Sea Salt Vanilla Caramels
Ingredients
- 1 1/2 cups heavy cream
 - 1 cup sugar
 - 1/2 cup brown sugar, packed
 - 1/3 cup light corn syrup
 - 1 tablespoon unsalted butter
 - 1 teaspoon salt
 - 1 1/2 teaspoons vanilla extract
 - sea salt
 
Directions
- Line an 8-inch square baking dish with aluminum foil and lightly grease it with butter.
 - In a heavy-bottomed saucepan over medium heat, stir together heavy cream, sugars and corn syrup. Stir constantly so sugar dissolves and doesn’t burn; it will be thick.
 - Bring mixture to a boil, and heat mixture to 245º F, stirring occasionally for 8-10 minutes. Mixture should be deep golden brown.

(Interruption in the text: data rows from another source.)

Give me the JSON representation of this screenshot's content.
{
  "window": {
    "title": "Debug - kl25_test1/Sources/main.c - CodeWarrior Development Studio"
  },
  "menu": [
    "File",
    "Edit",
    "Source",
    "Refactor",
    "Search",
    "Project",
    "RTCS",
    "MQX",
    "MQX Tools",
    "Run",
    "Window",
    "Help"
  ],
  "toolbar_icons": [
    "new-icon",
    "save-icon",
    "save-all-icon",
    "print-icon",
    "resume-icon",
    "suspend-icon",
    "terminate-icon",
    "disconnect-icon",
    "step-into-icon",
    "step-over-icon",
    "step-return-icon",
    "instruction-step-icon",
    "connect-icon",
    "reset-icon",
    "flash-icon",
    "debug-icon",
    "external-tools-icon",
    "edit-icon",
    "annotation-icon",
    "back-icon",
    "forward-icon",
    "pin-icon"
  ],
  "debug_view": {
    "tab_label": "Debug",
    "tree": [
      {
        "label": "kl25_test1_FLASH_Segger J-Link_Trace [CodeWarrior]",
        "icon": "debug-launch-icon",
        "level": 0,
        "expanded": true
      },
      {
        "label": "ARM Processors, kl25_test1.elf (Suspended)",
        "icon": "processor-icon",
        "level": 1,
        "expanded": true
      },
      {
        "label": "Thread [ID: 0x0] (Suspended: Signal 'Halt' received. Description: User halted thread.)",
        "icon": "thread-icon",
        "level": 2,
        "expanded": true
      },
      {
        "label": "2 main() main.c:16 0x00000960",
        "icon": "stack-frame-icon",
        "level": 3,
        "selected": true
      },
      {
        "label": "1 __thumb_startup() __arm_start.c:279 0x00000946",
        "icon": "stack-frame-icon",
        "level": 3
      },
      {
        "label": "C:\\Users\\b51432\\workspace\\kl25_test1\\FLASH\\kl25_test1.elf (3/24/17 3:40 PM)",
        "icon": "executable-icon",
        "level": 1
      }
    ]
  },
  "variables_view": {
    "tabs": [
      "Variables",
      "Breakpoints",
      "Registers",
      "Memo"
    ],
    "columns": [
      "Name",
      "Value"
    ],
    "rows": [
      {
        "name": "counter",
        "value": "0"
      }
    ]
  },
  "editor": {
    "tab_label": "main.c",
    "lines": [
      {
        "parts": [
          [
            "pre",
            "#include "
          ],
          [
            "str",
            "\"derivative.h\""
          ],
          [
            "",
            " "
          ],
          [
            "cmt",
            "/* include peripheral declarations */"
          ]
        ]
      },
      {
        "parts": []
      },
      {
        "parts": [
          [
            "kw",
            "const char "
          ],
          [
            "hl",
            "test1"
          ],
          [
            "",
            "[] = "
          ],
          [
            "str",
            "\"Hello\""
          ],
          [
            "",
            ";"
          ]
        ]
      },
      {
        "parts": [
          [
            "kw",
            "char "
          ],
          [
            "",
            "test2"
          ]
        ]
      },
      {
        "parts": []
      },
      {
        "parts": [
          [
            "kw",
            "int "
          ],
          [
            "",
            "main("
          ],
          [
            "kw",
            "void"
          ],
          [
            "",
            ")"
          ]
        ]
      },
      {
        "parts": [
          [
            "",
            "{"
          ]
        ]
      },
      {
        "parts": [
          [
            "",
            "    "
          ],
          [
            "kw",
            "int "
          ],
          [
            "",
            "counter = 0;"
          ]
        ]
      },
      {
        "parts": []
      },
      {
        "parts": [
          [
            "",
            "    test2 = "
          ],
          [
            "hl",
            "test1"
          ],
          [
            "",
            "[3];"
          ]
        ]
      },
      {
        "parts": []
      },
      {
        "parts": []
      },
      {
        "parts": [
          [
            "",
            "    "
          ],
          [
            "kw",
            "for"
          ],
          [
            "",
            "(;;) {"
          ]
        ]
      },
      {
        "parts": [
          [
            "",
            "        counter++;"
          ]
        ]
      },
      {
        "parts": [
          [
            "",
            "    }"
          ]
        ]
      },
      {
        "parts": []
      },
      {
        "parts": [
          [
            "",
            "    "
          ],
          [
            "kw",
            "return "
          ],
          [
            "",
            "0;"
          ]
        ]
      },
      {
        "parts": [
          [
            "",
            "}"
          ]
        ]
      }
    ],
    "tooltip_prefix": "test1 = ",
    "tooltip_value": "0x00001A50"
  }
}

 - Remove pan from heat and season with salt, vanilla extract and butter, stirring continuously. Butter will cause mixture to spit and bubble, so be careful as you stir.
 - Once butter is incorporated, pour caramel into greased baking dish and sprinkle generously with sea salt. Let cool completely.
 - Once cool, lift caramel out of baking dish and peel away aluminum foil. Use a pizza cutter (lightly greased with non-stick spray, if desired), and cut caramels into squares or rectangles. Wrap with wax or parchment paper and store in an air-tight container.